First, it is possible that the associations of rs662 with both phenotypes are genuine and independent of each other, in which case further laboratory investigation is required to elucidate the underlying mechanisms. Another possible explanation is that the rs622 variant primarily affects an intermediate or surrogate phenotype common to the pathophysiology of both coronary artery disease and ischemic stroke, such as dyslipidemia,34,46 increased carotid intima-media thickness,6,46 or inflammation.47 If this is true, the direct effect of rs622 on the hypothesized intermediate phenotype is expected to be quite larger than the observed associations on the downstream clinical phenotypes of ischemic stroke and coronary artery disease (both around 1.10 per copy of G allele).

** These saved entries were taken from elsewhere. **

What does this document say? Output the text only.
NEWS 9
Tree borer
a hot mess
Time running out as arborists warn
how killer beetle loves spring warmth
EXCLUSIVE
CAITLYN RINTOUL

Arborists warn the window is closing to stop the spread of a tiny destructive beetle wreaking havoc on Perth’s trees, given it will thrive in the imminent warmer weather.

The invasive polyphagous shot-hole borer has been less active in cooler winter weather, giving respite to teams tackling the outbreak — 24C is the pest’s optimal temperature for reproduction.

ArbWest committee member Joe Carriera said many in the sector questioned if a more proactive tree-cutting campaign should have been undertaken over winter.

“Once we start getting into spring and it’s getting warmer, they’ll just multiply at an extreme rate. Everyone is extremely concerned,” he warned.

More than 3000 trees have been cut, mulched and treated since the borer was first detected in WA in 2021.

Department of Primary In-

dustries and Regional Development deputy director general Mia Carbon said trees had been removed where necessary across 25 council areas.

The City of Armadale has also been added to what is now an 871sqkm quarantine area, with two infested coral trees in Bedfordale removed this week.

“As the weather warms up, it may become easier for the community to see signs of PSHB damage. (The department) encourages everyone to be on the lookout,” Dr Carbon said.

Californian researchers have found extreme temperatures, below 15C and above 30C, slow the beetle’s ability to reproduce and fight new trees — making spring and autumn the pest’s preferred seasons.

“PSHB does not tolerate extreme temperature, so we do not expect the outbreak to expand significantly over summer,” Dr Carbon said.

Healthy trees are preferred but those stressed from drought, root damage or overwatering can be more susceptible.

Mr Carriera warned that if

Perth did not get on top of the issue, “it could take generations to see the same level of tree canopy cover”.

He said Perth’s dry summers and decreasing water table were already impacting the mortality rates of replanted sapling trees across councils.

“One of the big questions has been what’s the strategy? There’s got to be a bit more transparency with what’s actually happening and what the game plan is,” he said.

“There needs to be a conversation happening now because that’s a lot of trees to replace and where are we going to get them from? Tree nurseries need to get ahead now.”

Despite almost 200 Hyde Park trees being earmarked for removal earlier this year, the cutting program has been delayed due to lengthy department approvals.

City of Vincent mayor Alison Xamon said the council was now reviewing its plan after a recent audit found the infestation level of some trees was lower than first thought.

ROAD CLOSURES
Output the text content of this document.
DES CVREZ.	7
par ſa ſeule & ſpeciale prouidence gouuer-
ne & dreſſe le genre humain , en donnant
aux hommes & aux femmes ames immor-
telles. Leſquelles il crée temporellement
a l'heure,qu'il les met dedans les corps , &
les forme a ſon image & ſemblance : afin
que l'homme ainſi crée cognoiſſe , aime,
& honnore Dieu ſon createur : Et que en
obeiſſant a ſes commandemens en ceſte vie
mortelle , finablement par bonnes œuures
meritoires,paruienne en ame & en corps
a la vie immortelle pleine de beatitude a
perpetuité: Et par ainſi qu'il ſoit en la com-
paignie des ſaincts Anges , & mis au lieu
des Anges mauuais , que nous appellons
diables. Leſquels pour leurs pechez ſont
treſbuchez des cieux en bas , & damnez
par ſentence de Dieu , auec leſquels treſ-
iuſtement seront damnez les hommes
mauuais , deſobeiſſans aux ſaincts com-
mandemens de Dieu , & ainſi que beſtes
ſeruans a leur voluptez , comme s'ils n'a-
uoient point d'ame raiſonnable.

Conversely, it may be that only one of the associations is true or that both are spurious. If only one of the two phenotypes was truly associated with rs622, then the other would also appear to be associated as well, because coronary artery disease and ischemic stroke tend to occur together, i.e., they are correlated. However, in that case, the OR of the phenotype that is not independently associated with the PON1 genotype would be expected to be closer to the null (even for strong between-phenotype correlations).

The association of rs662 and ischemic stroke seems to be consistent with the “winner's curse” phenomenon, where the first publication on a gene-disease association reports a spurious or exaggerated effect size that is not replicated by subsequent research.16 “Winner's curse” may be the result of various selection biases, such as time-lag bias, shortcomings in the design, and conduct of individual studies, or chance. Briefly, time lag bias exists when the order of study publication depends on study results, e.g., with statistically significant studies being published first, and nonsignificant studies published subsequently. In its extreme form, nonsignificant studies remain unpublished (publication bias). Publication bias likely exists in genetic and genomic topics but cannot be measured directly. This is because most of the so-called “publication bias diagnostics” simply test for systematic differences between more and less precise studies, for which publication bias is only one of many possible explanations.13,15

Further, although there are no validated quality characteristics to distinguish association studies with higher versus lower risk of bias, one can use criteria with substantial face validity. In our topic, only one study explicitly mentioned blinding of investigators to the case/control status of participants, no studies reported using genotyping quality control procedures, and in several studies, the genotypic frequencies in the control groups deviated from those expected under HWE. Finally, as shown in Figure 4, the probability that the association is due to chance (“falsely” positive) is relatively high for a wide range of assumptions. It remains to be defined whether functional evidence on rs622 and pathophysiological evidence implicating PON1 in ischemic stroke are supportive of strong biological plausibility. In such case, further studies would be required to disentangle the mechanistic effects of this genetic variant and confirm the findings of our meta-analysis.

In conclusion, we found evidence of a weak association between rs662 and ischemic stroke risk, similar in magnitude to the corresponding association of the variant with coronary disease. Genetic variation in the paraoxonase gene cluster merits further investigation, preferably using haplotyping approaches to comprehensively assess its relationship with atherosclerotic disease risk and elucidate the molecular basis of the observed genetic effects.